Marcin Pigiel: Cieszę się, że udało mi się dołożyć cegiełkę
Ładowanie...

Global categories

24 October 2017 17:10

Marcin Pigiel: Cieszę się, że udało mi się dołożyć cegiełkę

Choć po sobotnim zwycięstwie na ustach wszystkich królował przede wszystkim Kacper Falon, warto odnotować, że autorem otwierającego podania do strzelca decydującej bramki był inny młody zawodnik.

Widzew Łódź pokonał Pelikana Łowicz 2:1. Autorem asysty przy zwycięskiej bramce i cichym bohaterem tego meczu był obrońca Widzewa, Marcin Pigiel. - Nie jestem żadnym bohaterem. Ja po prostu zagrałem piłkę, ale ktoś musiał znaleźć się w polu karnym i to strzelić. Cieszę się, że udało mi się dołożyć do tego zwycięstwa moją skromną cegiełkę, ale najważniejsze są kolejne trzy punkty - podkreślił młody defensor.

Pigiel przyznał, że wyjątkowa mobilizacja rywali jest czymś, co nie może już widzewiaków zaskakiwać. Tym bardziej w przypadku przeciwnika, którego trenerem jest były szkoleniowiec Widzewa. - To już jest norma, że drużyny przyjeżdżające do Łodzi wzbijają się na wyżyny swoich umiejętności.
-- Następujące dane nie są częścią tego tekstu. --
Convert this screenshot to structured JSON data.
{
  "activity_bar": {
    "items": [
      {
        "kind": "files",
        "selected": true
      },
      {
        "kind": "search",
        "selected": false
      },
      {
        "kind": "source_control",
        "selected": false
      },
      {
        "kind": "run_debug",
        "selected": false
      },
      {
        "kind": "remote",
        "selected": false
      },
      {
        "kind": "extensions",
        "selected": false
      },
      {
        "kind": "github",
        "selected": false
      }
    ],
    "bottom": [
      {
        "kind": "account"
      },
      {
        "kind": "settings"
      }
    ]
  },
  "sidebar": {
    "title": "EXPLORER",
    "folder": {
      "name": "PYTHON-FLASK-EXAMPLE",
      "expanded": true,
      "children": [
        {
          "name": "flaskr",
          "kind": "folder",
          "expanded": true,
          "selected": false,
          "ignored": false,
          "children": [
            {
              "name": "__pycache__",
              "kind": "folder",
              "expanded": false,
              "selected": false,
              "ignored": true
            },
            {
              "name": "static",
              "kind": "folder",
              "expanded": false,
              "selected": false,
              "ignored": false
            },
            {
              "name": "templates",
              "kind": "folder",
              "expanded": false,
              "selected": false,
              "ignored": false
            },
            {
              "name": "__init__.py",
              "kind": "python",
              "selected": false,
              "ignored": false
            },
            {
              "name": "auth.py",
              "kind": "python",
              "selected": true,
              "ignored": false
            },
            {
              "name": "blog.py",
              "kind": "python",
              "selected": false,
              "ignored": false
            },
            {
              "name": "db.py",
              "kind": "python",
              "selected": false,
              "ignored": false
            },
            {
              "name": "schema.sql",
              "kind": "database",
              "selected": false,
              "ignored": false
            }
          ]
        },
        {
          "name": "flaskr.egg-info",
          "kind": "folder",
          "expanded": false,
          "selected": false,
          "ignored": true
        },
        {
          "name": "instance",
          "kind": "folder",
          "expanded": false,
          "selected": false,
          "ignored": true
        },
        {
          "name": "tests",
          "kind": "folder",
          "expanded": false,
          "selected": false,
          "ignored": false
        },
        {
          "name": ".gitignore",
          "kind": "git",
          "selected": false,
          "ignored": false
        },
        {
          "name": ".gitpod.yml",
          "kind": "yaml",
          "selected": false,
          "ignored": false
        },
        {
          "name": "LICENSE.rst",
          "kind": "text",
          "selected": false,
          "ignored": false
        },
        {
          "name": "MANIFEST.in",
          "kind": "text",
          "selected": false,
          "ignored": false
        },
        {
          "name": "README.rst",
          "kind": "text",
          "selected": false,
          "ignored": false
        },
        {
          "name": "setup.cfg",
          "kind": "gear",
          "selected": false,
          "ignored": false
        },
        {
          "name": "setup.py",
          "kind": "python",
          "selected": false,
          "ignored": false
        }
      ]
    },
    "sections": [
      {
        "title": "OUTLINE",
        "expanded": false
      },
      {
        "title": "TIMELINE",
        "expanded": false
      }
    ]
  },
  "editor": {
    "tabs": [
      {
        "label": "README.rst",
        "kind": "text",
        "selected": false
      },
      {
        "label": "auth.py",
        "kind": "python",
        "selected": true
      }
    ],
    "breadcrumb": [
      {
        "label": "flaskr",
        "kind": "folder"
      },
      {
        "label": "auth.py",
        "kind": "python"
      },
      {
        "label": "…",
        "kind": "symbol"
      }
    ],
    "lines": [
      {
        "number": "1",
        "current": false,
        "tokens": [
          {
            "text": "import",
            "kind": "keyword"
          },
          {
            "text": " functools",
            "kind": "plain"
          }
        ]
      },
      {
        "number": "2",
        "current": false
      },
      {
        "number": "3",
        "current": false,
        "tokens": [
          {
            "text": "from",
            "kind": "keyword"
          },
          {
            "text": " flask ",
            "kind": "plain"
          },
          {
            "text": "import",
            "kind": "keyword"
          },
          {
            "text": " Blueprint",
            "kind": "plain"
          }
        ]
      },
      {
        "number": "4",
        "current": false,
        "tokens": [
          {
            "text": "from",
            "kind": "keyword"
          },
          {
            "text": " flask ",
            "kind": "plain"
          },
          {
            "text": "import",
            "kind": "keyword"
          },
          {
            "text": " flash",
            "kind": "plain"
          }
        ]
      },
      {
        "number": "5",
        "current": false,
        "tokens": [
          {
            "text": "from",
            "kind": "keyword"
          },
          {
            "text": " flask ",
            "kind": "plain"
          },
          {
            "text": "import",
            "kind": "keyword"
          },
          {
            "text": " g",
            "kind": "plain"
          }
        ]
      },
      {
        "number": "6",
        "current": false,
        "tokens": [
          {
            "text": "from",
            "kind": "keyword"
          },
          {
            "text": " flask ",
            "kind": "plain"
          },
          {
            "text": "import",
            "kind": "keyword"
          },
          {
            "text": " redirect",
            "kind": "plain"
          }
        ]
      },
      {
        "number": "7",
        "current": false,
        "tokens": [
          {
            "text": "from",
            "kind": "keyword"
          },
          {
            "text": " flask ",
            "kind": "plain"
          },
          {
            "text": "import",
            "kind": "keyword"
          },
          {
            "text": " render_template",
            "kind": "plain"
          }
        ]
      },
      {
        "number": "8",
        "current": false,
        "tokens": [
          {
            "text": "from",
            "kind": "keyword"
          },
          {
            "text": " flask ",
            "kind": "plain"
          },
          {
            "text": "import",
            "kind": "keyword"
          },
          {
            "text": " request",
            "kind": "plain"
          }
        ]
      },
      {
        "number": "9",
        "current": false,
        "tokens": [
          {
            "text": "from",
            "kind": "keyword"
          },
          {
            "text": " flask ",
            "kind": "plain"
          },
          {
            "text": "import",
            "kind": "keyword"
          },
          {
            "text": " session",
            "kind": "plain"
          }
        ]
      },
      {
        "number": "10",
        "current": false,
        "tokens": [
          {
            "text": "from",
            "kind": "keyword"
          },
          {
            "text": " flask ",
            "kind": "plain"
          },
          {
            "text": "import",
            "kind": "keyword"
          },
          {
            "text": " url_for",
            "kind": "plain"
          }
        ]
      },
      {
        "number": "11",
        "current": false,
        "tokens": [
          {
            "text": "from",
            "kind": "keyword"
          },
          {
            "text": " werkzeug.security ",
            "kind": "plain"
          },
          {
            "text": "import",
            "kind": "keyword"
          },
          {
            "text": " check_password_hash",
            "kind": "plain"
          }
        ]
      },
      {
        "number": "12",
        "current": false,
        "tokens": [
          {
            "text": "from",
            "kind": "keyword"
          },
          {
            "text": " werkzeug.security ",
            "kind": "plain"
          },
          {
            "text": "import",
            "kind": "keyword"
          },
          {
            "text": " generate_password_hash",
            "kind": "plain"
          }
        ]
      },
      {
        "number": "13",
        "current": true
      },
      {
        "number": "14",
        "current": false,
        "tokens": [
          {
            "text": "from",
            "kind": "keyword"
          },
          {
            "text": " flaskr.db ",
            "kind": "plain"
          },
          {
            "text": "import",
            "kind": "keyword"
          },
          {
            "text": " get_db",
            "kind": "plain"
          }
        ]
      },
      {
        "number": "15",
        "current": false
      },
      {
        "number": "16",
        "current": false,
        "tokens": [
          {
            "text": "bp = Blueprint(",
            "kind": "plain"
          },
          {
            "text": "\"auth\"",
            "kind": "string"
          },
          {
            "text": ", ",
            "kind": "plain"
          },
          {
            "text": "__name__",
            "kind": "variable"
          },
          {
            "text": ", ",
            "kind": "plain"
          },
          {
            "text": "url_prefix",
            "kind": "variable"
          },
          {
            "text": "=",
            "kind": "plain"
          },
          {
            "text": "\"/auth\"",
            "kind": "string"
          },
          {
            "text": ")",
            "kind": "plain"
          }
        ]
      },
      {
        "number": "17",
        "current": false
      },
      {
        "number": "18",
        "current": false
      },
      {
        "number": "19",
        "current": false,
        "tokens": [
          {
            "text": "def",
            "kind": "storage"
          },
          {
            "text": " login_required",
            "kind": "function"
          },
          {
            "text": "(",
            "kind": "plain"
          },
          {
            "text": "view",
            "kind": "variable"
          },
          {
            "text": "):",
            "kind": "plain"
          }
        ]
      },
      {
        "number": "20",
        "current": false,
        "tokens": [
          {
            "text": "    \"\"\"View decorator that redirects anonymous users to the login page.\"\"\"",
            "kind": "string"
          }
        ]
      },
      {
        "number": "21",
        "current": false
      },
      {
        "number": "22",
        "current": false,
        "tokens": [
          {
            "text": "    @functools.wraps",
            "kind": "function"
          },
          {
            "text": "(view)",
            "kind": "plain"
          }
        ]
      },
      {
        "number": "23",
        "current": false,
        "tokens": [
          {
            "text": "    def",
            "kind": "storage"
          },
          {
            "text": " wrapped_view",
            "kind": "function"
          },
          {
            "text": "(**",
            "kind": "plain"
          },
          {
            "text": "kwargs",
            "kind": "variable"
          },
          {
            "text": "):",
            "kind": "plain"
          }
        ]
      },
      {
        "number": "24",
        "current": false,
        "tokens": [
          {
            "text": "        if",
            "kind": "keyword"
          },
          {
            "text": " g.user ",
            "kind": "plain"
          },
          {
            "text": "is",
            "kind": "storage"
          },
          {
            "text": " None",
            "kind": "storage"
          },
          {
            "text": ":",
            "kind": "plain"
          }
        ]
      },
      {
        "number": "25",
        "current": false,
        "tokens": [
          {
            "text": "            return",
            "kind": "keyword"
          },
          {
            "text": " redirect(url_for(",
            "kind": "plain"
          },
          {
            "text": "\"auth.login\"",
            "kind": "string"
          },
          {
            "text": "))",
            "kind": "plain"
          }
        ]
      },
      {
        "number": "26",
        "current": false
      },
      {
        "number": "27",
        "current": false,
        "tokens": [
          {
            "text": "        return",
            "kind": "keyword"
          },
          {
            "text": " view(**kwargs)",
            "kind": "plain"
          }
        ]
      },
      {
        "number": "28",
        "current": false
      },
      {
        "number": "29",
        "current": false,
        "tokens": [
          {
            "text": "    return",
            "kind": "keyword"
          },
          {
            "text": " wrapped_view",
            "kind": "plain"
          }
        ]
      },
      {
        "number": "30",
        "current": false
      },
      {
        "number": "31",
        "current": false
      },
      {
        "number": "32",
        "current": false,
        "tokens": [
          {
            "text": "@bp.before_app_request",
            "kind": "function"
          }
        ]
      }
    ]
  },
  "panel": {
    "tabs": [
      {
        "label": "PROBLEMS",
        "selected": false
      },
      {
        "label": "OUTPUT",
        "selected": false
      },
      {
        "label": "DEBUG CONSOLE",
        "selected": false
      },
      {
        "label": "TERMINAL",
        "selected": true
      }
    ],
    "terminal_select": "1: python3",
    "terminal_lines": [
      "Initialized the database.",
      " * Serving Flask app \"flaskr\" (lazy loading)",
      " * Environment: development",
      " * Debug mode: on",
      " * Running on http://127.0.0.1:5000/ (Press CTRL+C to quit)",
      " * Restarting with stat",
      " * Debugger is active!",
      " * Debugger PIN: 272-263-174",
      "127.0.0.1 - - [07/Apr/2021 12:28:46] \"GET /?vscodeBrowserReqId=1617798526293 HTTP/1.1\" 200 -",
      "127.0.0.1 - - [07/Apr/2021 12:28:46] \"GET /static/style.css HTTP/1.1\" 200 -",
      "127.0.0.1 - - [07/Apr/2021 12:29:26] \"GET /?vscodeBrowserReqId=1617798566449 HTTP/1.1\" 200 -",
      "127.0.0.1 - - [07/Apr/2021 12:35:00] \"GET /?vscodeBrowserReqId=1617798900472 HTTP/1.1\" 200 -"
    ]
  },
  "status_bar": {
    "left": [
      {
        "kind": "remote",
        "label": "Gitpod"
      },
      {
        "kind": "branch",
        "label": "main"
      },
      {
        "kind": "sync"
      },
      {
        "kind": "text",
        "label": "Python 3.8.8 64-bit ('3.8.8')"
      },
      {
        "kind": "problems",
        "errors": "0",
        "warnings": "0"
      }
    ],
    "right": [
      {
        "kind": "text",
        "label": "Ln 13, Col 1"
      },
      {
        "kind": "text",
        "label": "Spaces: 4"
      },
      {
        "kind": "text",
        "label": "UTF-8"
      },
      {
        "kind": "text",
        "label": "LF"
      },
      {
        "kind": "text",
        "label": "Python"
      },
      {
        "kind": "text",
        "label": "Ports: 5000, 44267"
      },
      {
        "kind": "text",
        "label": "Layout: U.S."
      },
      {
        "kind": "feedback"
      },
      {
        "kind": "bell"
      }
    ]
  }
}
Tak było i w tym przypadku. Również trener Smuda uczulał nas na to, że mecz z Pelikanem może być jednym z najcięższych w tej rundzie. I tak było. Rywale byli podwójnie zdeterminowani i zmobilizowani, a dodatkowo ich szkoleniowiec bardzo dobrze znał niektórych naszych zawodników - powiedział.

Akcja, która zapewniła łodzianom trzy punkty, była autorstwa dwóch wychowanków Jagiellonii Białystok. Podawał Pigiel, wykończył Kacper Falon. - Mamy kontakty z naszymi trenerami z czasów Jagiellonii. Dopingują nas i cieszą się z naszych małych sukcesów. Takich jak ta sobotnia akcja - wyjaśnił młody obrońca.